This type of confounding has frequently been reported in studies evaluating the efficacy of pharmaceutical interventions and is almost always encountered in various extents in pharmacoepidemiological studies. A good example can be found in Confounding and indication for treatment in evaluation of drug treatment for hypertension (BMJ. 1997;315:1151-4).
With the more recent application of pharmacoepidemiological methods to assess effectiveness, confounding by indication is a greater challenge and the article Approaches to combat with confounding by indication in observational studies of intended drug effects (Pharmacoepidemiol Drug Saf. 2003;12(7):551-8) focusses on its possible reduction in studies of intended effects. An extensive review of these and other methodological approaches discussing their strengths and limitations is discussed in Methods to assess intended effects of drug treatment in observational studies are reviewed (J Clin Epidemiol. 2004;57(12):1223-31).
Complete adjustment for confounders would require detailed information on clinical parameters, lifestyle or over-the-counter medications, which are often not measured in electronic healthcare records, causing residual confounding bias. Using directed acyclic graphs to detect limitations of traditional regression in longitudinal studies (Int J Public Health 2010;55(6):701-3) reviews confounding and intermediate effects in longitudinal data and introduces causal graphs to understand the relationships between the variables in an epidemiological study.
Unmeasured confounding can be adjusted for only through randomisation. When this is not possible, as most often in pharmacoepidemiological studies, the potential impact of residual confounding on the results should be estimated and considered in the discussion.

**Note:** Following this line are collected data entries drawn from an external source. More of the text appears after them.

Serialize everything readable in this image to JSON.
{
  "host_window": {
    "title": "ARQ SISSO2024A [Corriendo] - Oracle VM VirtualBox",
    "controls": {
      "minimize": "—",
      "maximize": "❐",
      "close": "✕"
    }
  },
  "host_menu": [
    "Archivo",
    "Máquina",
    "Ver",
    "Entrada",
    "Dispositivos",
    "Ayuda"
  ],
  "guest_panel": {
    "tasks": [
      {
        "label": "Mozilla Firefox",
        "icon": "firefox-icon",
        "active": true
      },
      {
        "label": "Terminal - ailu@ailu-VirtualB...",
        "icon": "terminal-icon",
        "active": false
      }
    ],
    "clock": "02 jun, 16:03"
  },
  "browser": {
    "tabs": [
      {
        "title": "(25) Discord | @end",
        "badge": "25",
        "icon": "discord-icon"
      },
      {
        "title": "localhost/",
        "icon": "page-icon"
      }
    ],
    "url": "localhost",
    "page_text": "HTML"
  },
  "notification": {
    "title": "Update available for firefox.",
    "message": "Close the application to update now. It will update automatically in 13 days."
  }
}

Sensitivity analysis and external adjustment for unmeasured confounders in epidemiologic database studies of therapeutics (Pharmacoepidemiol Drug Saf. 2006;15(5):291-303) provides a systematic approach to sensitivity analyses to investigate the impact of residual confounding in pharmacoepidemiological studies that use healthcare utilisation databases. In this article, four basic approaches to sensitivity analysis were identified: (1) sensitivity analyses based on an array of informed assumptions; (2) analyses to identify the strength of residual confounding that would be necessary to explain an observed drug-outcome association; (3) external adjustment of a drug-outcome association given additional information on single binary confounders from survey data using algebraic solutions; (4) external adjustment considering the joint distribution of multiple confounders of any distribution from external sources of information using propensity score calibration. The paper concludes that sensitivity analyses and external adjustments can improve our understanding of the effects of drugs in epidemiological database studies. With the availability of easy-to-apply spreadsheets (e.g. at https://www.drugepi.org/dope/software#Sensitivity), sensitivity analyses should be used more frequently, substituting qualitative discussions of residual confounding.
The impact of residual and unmeasured confounding in epidemiologic studies: a simulation study (Am J Epidemiol. 2007;166(6):646–55) considers the extent and patterns of bias in estimates of exposure-outcome associations that can result from residual or unmeasured confounding, when there is no true association between the exposure and the outcome. Another important finding of this study was that when confounding factors (measured or unmeasured) are interrelated (e.g. in situations of confounding by indication), adjustment for a few factors can almost completely eliminate confounding.
Methods to address confounding include case-only designs (see Chapters 5.2.3 and 5.4.3) and use of an active comparator (see Chapter 5.4.5). Other methods are detailed hereafter.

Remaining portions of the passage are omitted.